Mobile phone boom over?

Jorumian

Facilitator
Sep 1, 2008
347
3
0
Birkenhead
Perhaps unsurprising given the current financial climate, it seems more and more people are not paying their mobile phone bills than ever before.

http://www.mobiletoday.co.uk/Contract_customers_default_in_increasing_numbers.html

I also read an article today suggesting that fewer people are now changing their phones frequently, and those that do are waiting longer in between changes.

Has the mobile phone boom reached its zenith I wonder?

I'm sure newer technology like the I-Phone will remain sought after, but it does seem to be that growth in this sector is slowing. I guess it has reached saturation point.
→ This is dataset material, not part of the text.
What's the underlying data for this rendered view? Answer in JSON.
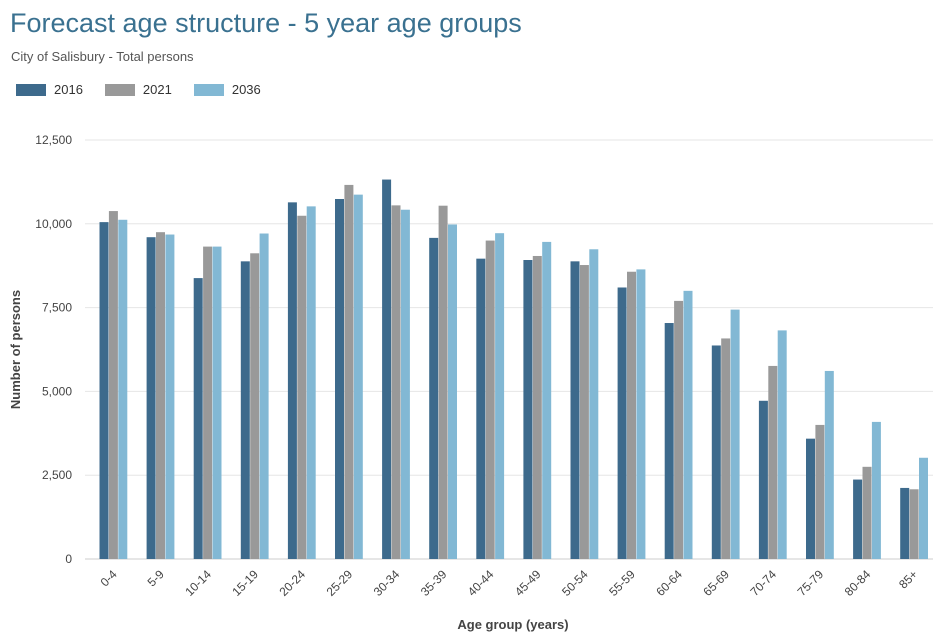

This and the fact that most companies charges are still ludicrously high, is starting to hit home with consumers who are perhaps now seeing a new phone on an expensive tariff as less a necessity and more the luxury it should be seen to be.
 

katealpha

New Member
Sep 1, 2008
142
1
0
Beds
Similar story in The Economist.

Make sense that perhaps the mobile boom is over: a new handset is a 'luxury' when it's a case of finding money for the essentials - housing, food, bills - first.
 

Jorumian

Facilitator
Sep 1, 2008
347
3
0
Birkenhead
Certainly does Katealpha, and it also explains why many mobile phone companies are diversifying into other areas now, such as electronic goods and internet service provision.
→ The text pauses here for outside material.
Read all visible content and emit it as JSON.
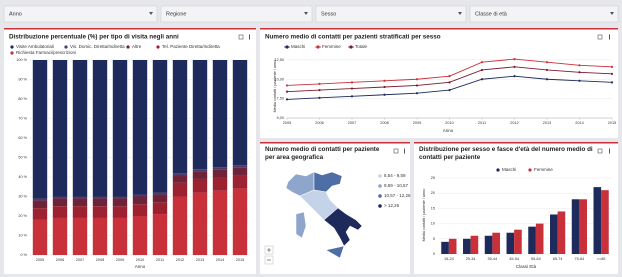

I read on a website that Phones 4 U were criticised for just focusing on the mobile market these days and that this could indeed lead to the collapse of the company, unless they decided to diversify their range of products.

I think with phones doing so much now they are almost the same as a small computer or PDA as well as a miniture games console, Walkman and camera. I don't know how much more a phone can actually do and still have the label "a phone". Those days seem long gone now. I can still remember when text messages were a novelty.